Know Your Credit Scores Before Making Big Purchases
Many people work hard and save in anticipation of the day when they can make the dream of a new car or a new home come true. Some who realize that credit plays a major role in their purchase nevertheless choose to roll the dice at the time of purchase without knowing where their credit stands. Credit knowledge allows you to take a proactive approach and confirm your qualification status up front.
Some people believe that checking their personal credit reports will hurt their credit scores, but that’s simply incorrect. Checking your own credit is what the credit bureaus term a soft inquiry – it does not impact your credit score. It is a good idea to check your credit regularly, and especially before making a big purchase. Here are five tips to consider before you make your next big purchase:
1. Check your credit report for any new suspicious activity.
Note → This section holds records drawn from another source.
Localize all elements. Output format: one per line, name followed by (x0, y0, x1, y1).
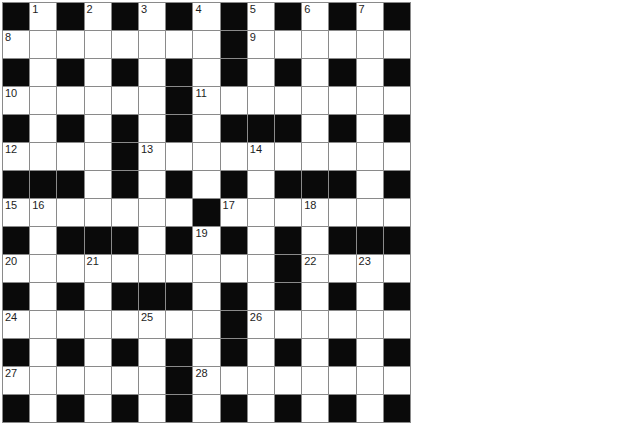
white-cell-r14c5[interactable] (112, 367, 138, 394)
white-cell-r8c9[interactable]: 17 (221, 199, 247, 226)
white-cell-r14c3[interactable] (57, 367, 83, 394)
clue-number-23: 23 (359, 255, 371, 267)
white-cell-r15c8[interactable] (193, 395, 219, 422)
white-cell-r5c12[interactable] (302, 115, 328, 142)
white-cell-r4c6[interactable] (139, 87, 165, 114)
clue-number-14: 14 (250, 143, 262, 155)
white-cell-r12c12[interactable] (302, 311, 328, 338)
black-cell-r7c15 (384, 171, 410, 198)
black-cell-r1c9 (221, 3, 247, 30)
white-cell-r6c13[interactable] (329, 143, 355, 170)
white-cell-r6c11[interactable] (275, 143, 301, 170)
black-cell-r7c9 (221, 171, 247, 198)
white-cell-r11c2[interactable] (30, 283, 56, 310)
clue-number-11: 11 (195, 87, 206, 99)
white-cell-r5c6[interactable] (139, 115, 165, 142)
white-cell-r15c10[interactable] (248, 395, 274, 422)
black-cell-r9c4 (85, 227, 111, 254)
white-cell-r7c6[interactable] (139, 171, 165, 198)
white-cell-r2c5[interactable] (112, 31, 138, 58)
black-cell-r7c11 (275, 171, 301, 198)
white-cell-r2c10[interactable]: 9 (248, 31, 274, 58)
black-cell-r13c11 (275, 339, 301, 366)
black-cell-r11c5 (112, 283, 138, 310)
white-cell-r15c4[interactable] (85, 395, 111, 422)
white-cell-r3c4[interactable] (85, 59, 111, 86)
white-cell-r3c2[interactable] (30, 59, 56, 86)
black-cell-r6c5 (112, 143, 138, 170)
black-cell-r3c3 (57, 59, 83, 86)
white-cell-r12c3[interactable] (57, 311, 83, 338)
white-cell-r2c3[interactable] (57, 31, 83, 58)
black-cell-r5c10 (248, 115, 274, 142)
white-cell-r10c14[interactable]: 23 (357, 255, 383, 282)
black-cell-r13c7 (166, 339, 192, 366)
black-cell-r3c13 (329, 59, 355, 86)
white-cell-r6c14[interactable] (357, 143, 383, 170)
black-cell-r11c6 (139, 283, 165, 310)
black-cell-r11c3 (57, 283, 83, 310)
white-cell-r1c6[interactable]: 3 (139, 3, 165, 30)
black-cell-r11c7 (166, 283, 192, 310)
clue-number-17: 17 (223, 199, 235, 211)
black-cell-r3c15 (384, 59, 410, 86)
white-cell-r14c2[interactable] (30, 367, 56, 394)
black-cell-r9c5 (112, 227, 138, 254)
white-cell-r11c10[interactable] (248, 283, 274, 310)
black-cell-r5c13 (329, 115, 355, 142)
white-cell-r8c13[interactable] (329, 199, 355, 226)
white-cell-r4c5[interactable] (112, 87, 138, 114)
black-cell-r5c5 (112, 115, 138, 142)
white-cell-r8c14[interactable] (357, 199, 383, 226)
clue-number-10: 10 (5, 87, 17, 99)
white-cell-r6c2[interactable] (30, 143, 56, 170)
black-cell-r15c3 (57, 395, 83, 422)
white-cell-r8c12[interactable]: 18 (302, 199, 328, 226)
clue-number-6: 6 (304, 3, 310, 15)
white-cell-r9c12[interactable] (302, 227, 328, 254)
white-cell-r2c1[interactable]: 8 (3, 31, 29, 58)
white-cell-r10c15[interactable] (384, 255, 410, 282)
black-cell-r2c9 (221, 31, 247, 58)
white-cell-r2c2[interactable] (30, 31, 56, 58)
white-cell-r12c7[interactable] (166, 311, 192, 338)
clue-number-20: 20 (5, 255, 17, 267)
white-cell-r13c2[interactable] (30, 339, 56, 366)
clue-number-3: 3 (141, 3, 147, 15)
black-cell-r15c13 (329, 395, 355, 422)
white-cell-r12c4[interactable] (85, 311, 111, 338)
clue-number-22: 22 (304, 255, 316, 267)
white-cell-r14c1[interactable]: 27 (3, 367, 29, 394)
white-cell-r15c12[interactable] (302, 395, 328, 422)
black-cell-r11c1 (3, 283, 29, 310)
white-cell-r7c14[interactable] (357, 171, 383, 198)
clue-number-12: 12 (5, 143, 17, 155)
white-cell-r12c1[interactable]: 24 (3, 311, 29, 338)
white-cell-r5c2[interactable] (30, 115, 56, 142)
black-cell-r5c3 (57, 115, 83, 142)
clue-number-4: 4 (195, 3, 201, 15)
white-cell-r7c10[interactable] (248, 171, 274, 198)
white-cell-r4c9[interactable] (221, 87, 247, 114)
white-cell-r13c8[interactable] (193, 339, 219, 366)
clue-number-21: 21 (87, 255, 99, 267)
white-cell-r12c10[interactable]: 26 (248, 311, 274, 338)
white-cell-r14c14[interactable] (357, 367, 383, 394)
white-cell-r7c8[interactable] (193, 171, 219, 198)
white-cell-r1c8[interactable]: 4 (193, 3, 219, 30)
black-cell-r15c9 (221, 395, 247, 422)
white-cell-r2c11[interactable] (275, 31, 301, 58)
white-cell-r12c13[interactable] (329, 311, 355, 338)
black-cell-r9c13 (329, 227, 355, 254)
black-cell-r3c5 (112, 59, 138, 86)
white-cell-r8c7[interactable] (166, 199, 192, 226)
white-cell-r6c6[interactable]: 13 (139, 143, 165, 170)
white-cell-r15c2[interactable] (30, 395, 56, 422)
white-cell-r6c15[interactable] (384, 143, 410, 170)
white-cell-r10c4[interactable]: 21 (85, 255, 111, 282)
black-cell-r15c15 (384, 395, 410, 422)
black-cell-r13c5 (112, 339, 138, 366)
white-cell-r6c8[interactable] (193, 143, 219, 170)
white-cell-r14c10[interactable] (248, 367, 274, 394)
white-cell-r6c7[interactable] (166, 143, 192, 170)
white-cell-r8c1[interactable]: 15 (3, 199, 29, 226)
black-cell-r3c1 (3, 59, 29, 86)
black-cell-r7c1 (3, 171, 29, 198)
white-cell-r10c1[interactable]: 20 (3, 255, 29, 282)
clue-number-16: 16 (32, 199, 44, 211)
white-cell-r14c6[interactable] (139, 367, 165, 394)
black-cell-r15c1 (3, 395, 29, 422)
white-cell-r2c12[interactable] (302, 31, 328, 58)
white-cell-r12c8[interactable] (193, 311, 219, 338)
white-cell-r10c5[interactable] (112, 255, 138, 282)
black-cell-r13c3 (57, 339, 83, 366)
black-cell-r13c13 (329, 339, 355, 366)
white-cell-r1c2[interactable]: 1 (30, 3, 56, 30)
black-cell-r15c5 (112, 395, 138, 422)
white-cell-r13c14[interactable] (357, 339, 383, 366)
white-cell-r4c15[interactable] (384, 87, 410, 114)
white-cell-r11c12[interactable] (302, 283, 328, 310)
white-cell-r10c6[interactable] (139, 255, 165, 282)
white-cell-r15c14[interactable] (357, 395, 383, 422)
white-cell-r4c13[interactable] (329, 87, 355, 114)
white-cell-r2c6[interactable] (139, 31, 165, 58)
clue-number-5: 5 (250, 3, 256, 15)
white-cell-r11c4[interactable] (85, 283, 111, 310)
clue-number-1: 1 (32, 3, 38, 15)
black-cell-r9c15 (384, 227, 410, 254)
black-cell-r3c11 (275, 59, 301, 86)
white-cell-r6c1[interactable]: 12 (3, 143, 29, 170)
clue-number-25: 25 (141, 311, 153, 323)
clue-number-8: 8 (5, 31, 11, 43)
white-cell-r14c12[interactable] (302, 367, 328, 394)
white-cell-r4c14[interactable] (357, 87, 383, 114)
white-cell-r10c9[interactable] (221, 255, 247, 282)
white-cell-r3c14[interactable] (357, 59, 383, 86)
white-cell-r12c14[interactable] (357, 311, 383, 338)
black-cell-r1c1 (3, 3, 29, 30)
white-cell-r8c2[interactable]: 16 (30, 199, 56, 226)
white-cell-r8c11[interactable] (275, 199, 301, 226)
white-cell-r4c4[interactable] (85, 87, 111, 114)
black-cell-r5c9 (221, 115, 247, 142)
black-cell-r7c2 (30, 171, 56, 198)
black-cell-r7c13 (329, 171, 355, 198)
white-cell-r12c2[interactable] (30, 311, 56, 338)
black-cell-r9c9 (221, 227, 247, 254)
white-cell-r10c8[interactable] (193, 255, 219, 282)
clue-number-9: 9 (250, 31, 256, 43)
white-cell-r12c15[interactable] (384, 311, 410, 338)
white-cell-r6c9[interactable] (221, 143, 247, 170)
white-cell-r12c5[interactable] (112, 311, 138, 338)
white-cell-r4c10[interactable] (248, 87, 274, 114)
black-cell-r9c11 (275, 227, 301, 254)
white-cell-r1c10[interactable]: 5 (248, 3, 274, 30)
white-cell-r11c8[interactable] (193, 283, 219, 310)
black-cell-r3c9 (221, 59, 247, 86)
black-cell-r10c11 (275, 255, 301, 282)
white-cell-r10c2[interactable] (30, 255, 56, 282)
white-cell-r6c12[interactable] (302, 143, 328, 170)
white-cell-r3c12[interactable] (302, 59, 328, 86)
clue-number-24: 24 (5, 311, 17, 323)
page-background: 1234567891011121314151617181920212223242… (0, 0, 640, 426)
black-cell-r14c7 (166, 367, 192, 394)
black-cell-r7c7 (166, 171, 192, 198)
white-cell-r3c8[interactable] (193, 59, 219, 86)
black-cell-r8c8 (193, 199, 219, 226)
white-cell-r10c12[interactable]: 22 (302, 255, 328, 282)
white-cell-r1c12[interactable]: 6 (302, 3, 328, 30)
white-cell-r1c14[interactable]: 7 (357, 3, 383, 30)
clue-number-7: 7 (359, 3, 365, 15)
black-cell-r5c11 (275, 115, 301, 142)
black-cell-r13c1 (3, 339, 29, 366)
black-cell-r11c9 (221, 283, 247, 310)
black-cell-r11c15 (384, 283, 410, 310)
white-cell-r14c11[interactable] (275, 367, 301, 394)
white-cell-r7c4[interactable] (85, 171, 111, 198)
clue-number-15: 15 (5, 199, 17, 211)
white-cell-r3c10[interactable] (248, 59, 274, 86)
white-cell-r2c4[interactable] (85, 31, 111, 58)
white-cell-r8c6[interactable] (139, 199, 165, 226)
black-cell-r9c3 (57, 227, 83, 254)
clue-number-26: 26 (250, 311, 262, 323)
white-cell-r6c3[interactable] (57, 143, 83, 170)
black-cell-r1c15 (384, 3, 410, 30)
white-cell-r9c10[interactable] (248, 227, 274, 254)
white-cell-r13c4[interactable] (85, 339, 111, 366)
black-cell-r5c7 (166, 115, 192, 142)
white-cell-r4c2[interactable] (30, 87, 56, 114)
white-cell-r10c13[interactable] (329, 255, 355, 282)
white-cell-r10c3[interactable] (57, 255, 83, 282)
white-cell-r5c8[interactable] (193, 115, 219, 142)
white-cell-r8c3[interactable] (57, 199, 83, 226)
white-cell-r15c6[interactable] (139, 395, 165, 422)
white-cell-r4c1[interactable]: 10 (3, 87, 29, 114)
white-cell-r9c8[interactable]: 19 (193, 227, 219, 254)
white-cell-r2c15[interactable] (384, 31, 410, 58)
black-cell-r1c11 (275, 3, 301, 30)
white-cell-r8c10[interactable] (248, 199, 274, 226)
black-cell-r5c15 (384, 115, 410, 142)
white-cell-r10c7[interactable] (166, 255, 192, 282)
black-cell-r1c3 (57, 3, 83, 30)
black-cell-r9c7 (166, 227, 192, 254)
clue-number-18: 18 (304, 199, 316, 211)
black-cell-r15c7 (166, 395, 192, 422)
clue-number-19: 19 (195, 227, 207, 239)
white-cell-r2c8[interactable] (193, 31, 219, 58)
white-cell-r1c4[interactable]: 2 (85, 3, 111, 30)
black-cell-r7c12 (302, 171, 328, 198)
black-cell-r11c13 (329, 283, 355, 310)
black-cell-r4c7 (166, 87, 192, 114)
black-cell-r7c5 (112, 171, 138, 198)
white-cell-r5c4[interactable] (85, 115, 111, 142)
clue-number-27: 27 (5, 367, 17, 379)
white-cell-r4c3[interactable] (57, 87, 83, 114)
black-cell-r11c11 (275, 283, 301, 310)
white-cell-r13c10[interactable] (248, 339, 274, 366)
black-cell-r1c7 (166, 3, 192, 30)
white-cell-r12c6[interactable]: 25 (139, 311, 165, 338)
black-cell-r9c14 (357, 227, 383, 254)
black-cell-r13c15 (384, 339, 410, 366)
black-cell-r13c9 (221, 339, 247, 366)
white-cell-r14c4[interactable] (85, 367, 111, 394)
black-cell-r15c11 (275, 395, 301, 422)
clue-number-13: 13 (141, 143, 153, 155)
white-cell-r14c8[interactable]: 28 (193, 367, 219, 394)
black-cell-r1c13 (329, 3, 355, 30)
white-cell-r2c14[interactable] (357, 31, 383, 58)
white-cell-r11c14[interactable] (357, 283, 383, 310)
white-cell-r14c13[interactable] (329, 367, 355, 394)
white-cell-r6c4[interactable] (85, 143, 111, 170)
white-cell-r4c12[interactable] (302, 87, 328, 114)
black-cell-r5c1 (3, 115, 29, 142)
black-cell-r7c3 (57, 171, 83, 198)
white-cell-r5c14[interactable] (357, 115, 383, 142)
white-cell-r14c9[interactable] (221, 367, 247, 394)
white-cell-r8c15[interactable] (384, 199, 410, 226)
white-cell-r4c8[interactable]: 11 (193, 87, 219, 114)
white-cell-r14c15[interactable] (384, 367, 410, 394)
black-cell-r1c5 (112, 3, 138, 30)
white-cell-r10c10[interactable] (248, 255, 274, 282)
black-cell-r12c9 (221, 311, 247, 338)
black-cell-r3c7 (166, 59, 192, 86)
white-cell-r13c12[interactable] (302, 339, 328, 366)
white-cell-r4c11[interactable] (275, 87, 301, 114)
white-cell-r2c13[interactable] (329, 31, 355, 58)
clue-number-28: 28 (195, 367, 207, 379)
crossword-grid: 1234567891011121314151617181920212223242… (2, 2, 411, 423)
black-cell-r9c1 (3, 227, 29, 254)
white-cell-r3c6[interactable] (139, 59, 165, 86)
white-cell-r8c4[interactable] (85, 199, 111, 226)
white-cell-r2c7[interactable] (166, 31, 192, 58)
white-cell-r13c6[interactable] (139, 339, 165, 366)
white-cell-r12c11[interactable] (275, 311, 301, 338)
white-cell-r9c2[interactable] (30, 227, 56, 254)
white-cell-r9c6[interactable] (139, 227, 165, 254)
white-cell-r6c10[interactable]: 14 (248, 143, 274, 170)
clue-number-2: 2 (87, 3, 93, 15)
white-cell-r8c5[interactable] (112, 199, 138, 226)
According to a report by the Federal Trade Commission, five percent of consumers identify suspicious activity on their credit reports that could affect their credit scores. When negative suspicious activity on your credit report isn’t discovered quickly, it can significantly lower your credit scores, resulting in a higher interest rate or – even worse – a rejected loan application. Ensure that your reports contain exactly what you know to be your own activity.
2. Pay all your bills on time.
An significant component of your credit scores is drawn from your payment history. Not paying your bills on time can cause a noticeable dip in your credit scores. It is imperative that you pay at least the minimum due on each credit account on or before the due date – it’s one of the best ways to show that you’re consistently using your credit responsibly.
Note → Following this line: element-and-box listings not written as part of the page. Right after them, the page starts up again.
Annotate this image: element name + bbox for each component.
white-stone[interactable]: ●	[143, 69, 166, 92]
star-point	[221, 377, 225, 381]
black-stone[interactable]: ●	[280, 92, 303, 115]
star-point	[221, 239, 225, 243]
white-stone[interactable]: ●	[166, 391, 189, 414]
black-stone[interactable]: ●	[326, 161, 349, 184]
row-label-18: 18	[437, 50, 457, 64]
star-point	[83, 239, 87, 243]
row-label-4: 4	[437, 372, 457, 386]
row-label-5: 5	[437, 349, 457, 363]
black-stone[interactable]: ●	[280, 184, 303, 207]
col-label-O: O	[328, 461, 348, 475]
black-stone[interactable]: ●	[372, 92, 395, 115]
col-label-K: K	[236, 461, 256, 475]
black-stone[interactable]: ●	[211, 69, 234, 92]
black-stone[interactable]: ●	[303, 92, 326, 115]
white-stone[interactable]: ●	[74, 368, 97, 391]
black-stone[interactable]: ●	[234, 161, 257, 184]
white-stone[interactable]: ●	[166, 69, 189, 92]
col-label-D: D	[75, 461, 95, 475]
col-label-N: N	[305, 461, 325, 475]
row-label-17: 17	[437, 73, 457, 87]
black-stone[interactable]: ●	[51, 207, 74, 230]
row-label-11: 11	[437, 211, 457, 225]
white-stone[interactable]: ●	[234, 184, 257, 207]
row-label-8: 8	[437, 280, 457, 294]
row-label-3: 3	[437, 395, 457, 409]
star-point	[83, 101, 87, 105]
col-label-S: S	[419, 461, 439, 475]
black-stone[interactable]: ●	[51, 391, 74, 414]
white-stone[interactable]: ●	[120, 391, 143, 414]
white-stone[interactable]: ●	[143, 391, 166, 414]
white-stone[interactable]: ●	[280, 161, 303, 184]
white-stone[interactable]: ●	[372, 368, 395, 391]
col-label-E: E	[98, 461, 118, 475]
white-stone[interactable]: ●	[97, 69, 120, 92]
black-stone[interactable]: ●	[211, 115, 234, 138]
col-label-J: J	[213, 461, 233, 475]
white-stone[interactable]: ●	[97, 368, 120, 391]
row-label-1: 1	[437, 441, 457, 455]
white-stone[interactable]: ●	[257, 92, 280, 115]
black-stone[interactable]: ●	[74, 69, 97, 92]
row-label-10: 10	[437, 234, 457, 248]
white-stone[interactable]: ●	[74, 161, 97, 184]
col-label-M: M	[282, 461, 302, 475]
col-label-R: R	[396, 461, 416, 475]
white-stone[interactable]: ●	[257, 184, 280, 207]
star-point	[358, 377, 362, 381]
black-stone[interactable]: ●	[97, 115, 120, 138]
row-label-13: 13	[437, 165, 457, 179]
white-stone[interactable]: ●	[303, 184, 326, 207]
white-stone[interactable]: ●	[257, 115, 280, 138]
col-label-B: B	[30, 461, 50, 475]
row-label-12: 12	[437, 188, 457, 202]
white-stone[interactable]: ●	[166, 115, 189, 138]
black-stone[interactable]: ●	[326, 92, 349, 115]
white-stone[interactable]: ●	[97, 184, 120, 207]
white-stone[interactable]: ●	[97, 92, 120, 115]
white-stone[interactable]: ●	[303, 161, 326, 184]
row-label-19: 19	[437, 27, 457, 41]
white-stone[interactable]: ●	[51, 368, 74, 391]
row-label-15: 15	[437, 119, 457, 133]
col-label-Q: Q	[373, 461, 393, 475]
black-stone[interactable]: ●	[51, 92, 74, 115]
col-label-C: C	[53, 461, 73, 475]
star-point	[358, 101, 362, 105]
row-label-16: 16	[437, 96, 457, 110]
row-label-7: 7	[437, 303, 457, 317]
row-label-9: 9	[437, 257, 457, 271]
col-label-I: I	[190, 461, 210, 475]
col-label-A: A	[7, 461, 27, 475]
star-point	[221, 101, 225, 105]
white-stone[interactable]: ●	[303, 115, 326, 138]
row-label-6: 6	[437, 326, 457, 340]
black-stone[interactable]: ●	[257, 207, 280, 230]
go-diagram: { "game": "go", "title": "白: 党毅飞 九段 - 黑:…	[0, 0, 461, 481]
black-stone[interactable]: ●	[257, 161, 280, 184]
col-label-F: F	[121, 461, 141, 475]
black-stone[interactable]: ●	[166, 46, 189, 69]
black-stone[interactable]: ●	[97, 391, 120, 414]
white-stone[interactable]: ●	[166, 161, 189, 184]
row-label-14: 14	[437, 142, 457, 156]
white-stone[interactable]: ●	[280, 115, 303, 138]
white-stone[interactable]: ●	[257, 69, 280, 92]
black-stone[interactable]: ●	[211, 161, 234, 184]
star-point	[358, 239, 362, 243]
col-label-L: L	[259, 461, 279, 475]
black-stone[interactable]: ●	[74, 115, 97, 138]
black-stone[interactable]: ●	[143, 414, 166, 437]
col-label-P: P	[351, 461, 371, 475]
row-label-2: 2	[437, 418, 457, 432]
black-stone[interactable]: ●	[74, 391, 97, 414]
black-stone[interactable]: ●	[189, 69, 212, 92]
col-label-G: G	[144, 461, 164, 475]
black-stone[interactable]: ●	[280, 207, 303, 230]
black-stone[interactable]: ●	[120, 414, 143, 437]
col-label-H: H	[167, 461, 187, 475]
3. Get current on any delinquent accounts.
As the saying goes, “life happens.” If you’ve fallen behind on a credit account, it’s vitally important to bring the account current before applying for new credit. When it comes to delinquencies, recent late or missed payments affect you more than old instances in some credit scoring models. It’s very difficult to be seen as a good candidate for more credit when you’re behind on account payments, so make sure your payments are current before scouting for a major purchase.
4. Keep your credit utilization low.
Another major component of your credit scores is your credit utilization ratio, which is your outstanding balance in relation to your total available credit. It is a good rule of thumb to keep your ratio below 30 percent of your total credit limit. Doing so can positively impact your credit scores by showing lenders that you’re not trying to overspend your established limits while you seek additional sources of credit for the big buy.
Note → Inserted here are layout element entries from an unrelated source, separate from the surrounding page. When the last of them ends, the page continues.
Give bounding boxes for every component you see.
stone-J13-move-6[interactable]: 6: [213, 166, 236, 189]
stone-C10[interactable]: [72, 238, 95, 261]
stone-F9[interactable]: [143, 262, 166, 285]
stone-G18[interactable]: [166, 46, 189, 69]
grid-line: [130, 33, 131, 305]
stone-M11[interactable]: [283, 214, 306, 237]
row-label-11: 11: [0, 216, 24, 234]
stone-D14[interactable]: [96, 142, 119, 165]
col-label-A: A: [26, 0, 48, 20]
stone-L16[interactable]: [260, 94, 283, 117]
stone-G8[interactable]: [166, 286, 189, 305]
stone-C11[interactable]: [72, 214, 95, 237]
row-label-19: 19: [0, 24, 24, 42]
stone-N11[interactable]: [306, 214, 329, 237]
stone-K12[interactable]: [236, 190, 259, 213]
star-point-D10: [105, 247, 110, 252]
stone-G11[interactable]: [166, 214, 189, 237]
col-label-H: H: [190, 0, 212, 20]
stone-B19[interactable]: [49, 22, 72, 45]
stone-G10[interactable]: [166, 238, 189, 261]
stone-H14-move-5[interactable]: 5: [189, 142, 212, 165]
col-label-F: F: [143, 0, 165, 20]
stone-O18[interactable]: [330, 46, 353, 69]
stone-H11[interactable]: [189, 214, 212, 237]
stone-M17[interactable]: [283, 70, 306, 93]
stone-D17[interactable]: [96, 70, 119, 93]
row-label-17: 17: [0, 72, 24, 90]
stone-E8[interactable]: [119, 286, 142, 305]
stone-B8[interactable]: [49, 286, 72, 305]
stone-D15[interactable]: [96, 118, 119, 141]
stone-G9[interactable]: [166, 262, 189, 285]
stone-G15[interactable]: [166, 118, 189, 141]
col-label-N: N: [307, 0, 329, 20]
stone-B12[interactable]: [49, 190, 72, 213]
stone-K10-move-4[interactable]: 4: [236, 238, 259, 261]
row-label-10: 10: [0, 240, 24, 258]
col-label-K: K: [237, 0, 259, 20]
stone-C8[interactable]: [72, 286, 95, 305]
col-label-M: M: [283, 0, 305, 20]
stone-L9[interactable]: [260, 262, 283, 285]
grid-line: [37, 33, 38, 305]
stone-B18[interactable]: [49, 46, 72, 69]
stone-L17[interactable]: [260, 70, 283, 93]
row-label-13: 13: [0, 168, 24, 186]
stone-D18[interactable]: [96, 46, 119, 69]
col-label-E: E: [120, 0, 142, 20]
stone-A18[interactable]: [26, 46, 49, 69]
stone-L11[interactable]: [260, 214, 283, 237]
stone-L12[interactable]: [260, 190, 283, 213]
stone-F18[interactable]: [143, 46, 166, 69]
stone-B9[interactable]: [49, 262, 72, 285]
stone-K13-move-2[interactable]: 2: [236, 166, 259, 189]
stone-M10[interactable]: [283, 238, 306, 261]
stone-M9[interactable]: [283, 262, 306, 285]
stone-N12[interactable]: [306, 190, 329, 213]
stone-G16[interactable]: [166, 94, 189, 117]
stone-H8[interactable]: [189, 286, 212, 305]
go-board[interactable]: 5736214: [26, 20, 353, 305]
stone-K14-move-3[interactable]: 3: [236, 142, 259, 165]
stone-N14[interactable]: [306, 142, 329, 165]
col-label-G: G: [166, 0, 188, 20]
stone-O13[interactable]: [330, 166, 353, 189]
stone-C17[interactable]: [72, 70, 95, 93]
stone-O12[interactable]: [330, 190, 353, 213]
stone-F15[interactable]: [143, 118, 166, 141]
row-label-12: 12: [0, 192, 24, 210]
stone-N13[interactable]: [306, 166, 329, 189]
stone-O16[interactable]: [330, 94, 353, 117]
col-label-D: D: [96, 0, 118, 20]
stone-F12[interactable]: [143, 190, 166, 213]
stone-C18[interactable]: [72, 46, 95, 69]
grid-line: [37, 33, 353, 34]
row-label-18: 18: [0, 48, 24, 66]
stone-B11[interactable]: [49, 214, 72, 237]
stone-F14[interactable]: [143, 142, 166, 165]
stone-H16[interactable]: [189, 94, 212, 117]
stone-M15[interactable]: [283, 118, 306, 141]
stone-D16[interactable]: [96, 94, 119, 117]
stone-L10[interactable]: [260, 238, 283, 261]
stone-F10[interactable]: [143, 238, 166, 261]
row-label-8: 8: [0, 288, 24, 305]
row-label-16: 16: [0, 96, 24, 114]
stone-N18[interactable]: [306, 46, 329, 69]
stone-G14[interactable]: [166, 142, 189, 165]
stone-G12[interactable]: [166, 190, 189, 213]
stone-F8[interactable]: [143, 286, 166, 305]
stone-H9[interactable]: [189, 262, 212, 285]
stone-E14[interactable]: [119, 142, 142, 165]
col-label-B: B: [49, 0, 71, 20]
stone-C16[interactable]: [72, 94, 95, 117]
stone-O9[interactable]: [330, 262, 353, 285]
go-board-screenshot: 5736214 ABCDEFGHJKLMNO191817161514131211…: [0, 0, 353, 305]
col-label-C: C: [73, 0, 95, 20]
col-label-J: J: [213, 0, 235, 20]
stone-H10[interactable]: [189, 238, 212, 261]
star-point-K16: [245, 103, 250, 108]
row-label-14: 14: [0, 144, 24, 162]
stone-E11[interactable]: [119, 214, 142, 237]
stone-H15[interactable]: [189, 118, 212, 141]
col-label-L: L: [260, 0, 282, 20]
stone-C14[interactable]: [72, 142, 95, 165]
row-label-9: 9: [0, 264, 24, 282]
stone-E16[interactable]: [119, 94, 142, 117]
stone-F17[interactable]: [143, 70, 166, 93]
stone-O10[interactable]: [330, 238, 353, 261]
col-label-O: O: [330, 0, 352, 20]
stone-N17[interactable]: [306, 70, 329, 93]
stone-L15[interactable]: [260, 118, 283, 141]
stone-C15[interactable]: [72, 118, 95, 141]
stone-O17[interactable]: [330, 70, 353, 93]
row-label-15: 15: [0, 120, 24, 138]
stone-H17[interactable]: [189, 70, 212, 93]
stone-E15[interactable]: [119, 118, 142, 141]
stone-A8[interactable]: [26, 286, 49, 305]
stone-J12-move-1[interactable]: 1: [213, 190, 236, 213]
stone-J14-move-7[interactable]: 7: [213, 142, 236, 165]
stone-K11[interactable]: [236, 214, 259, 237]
5. Keep your old accounts open.
The length of your credit history is factored into many credit scoring models, so your old accounts may be doing more for you than you realize, even if you’re not using them. The longer that your positive payment history is, the better it can look to creditors who are trying to determine how long you’ve handled credit responsibly. Old open accounts can show creditors you have been savvy with your credit use for an extended period of time, which can make them feel more at ease.
Take these five tips to heart and you just may help your credit scores over time, and be in a better position when you make your next big purchase. Some say that the devil is in the details, but where your credit history and behaviors are concerned, paying close attention to the details may bring you bliss.
This article is provided for general guidance and information. It is not intended as, nor should it be construed to be, legal, financial or other professional advice. Please consult with your attorney or financial advisor to discuss any legal or financial issues involved with credit decisions.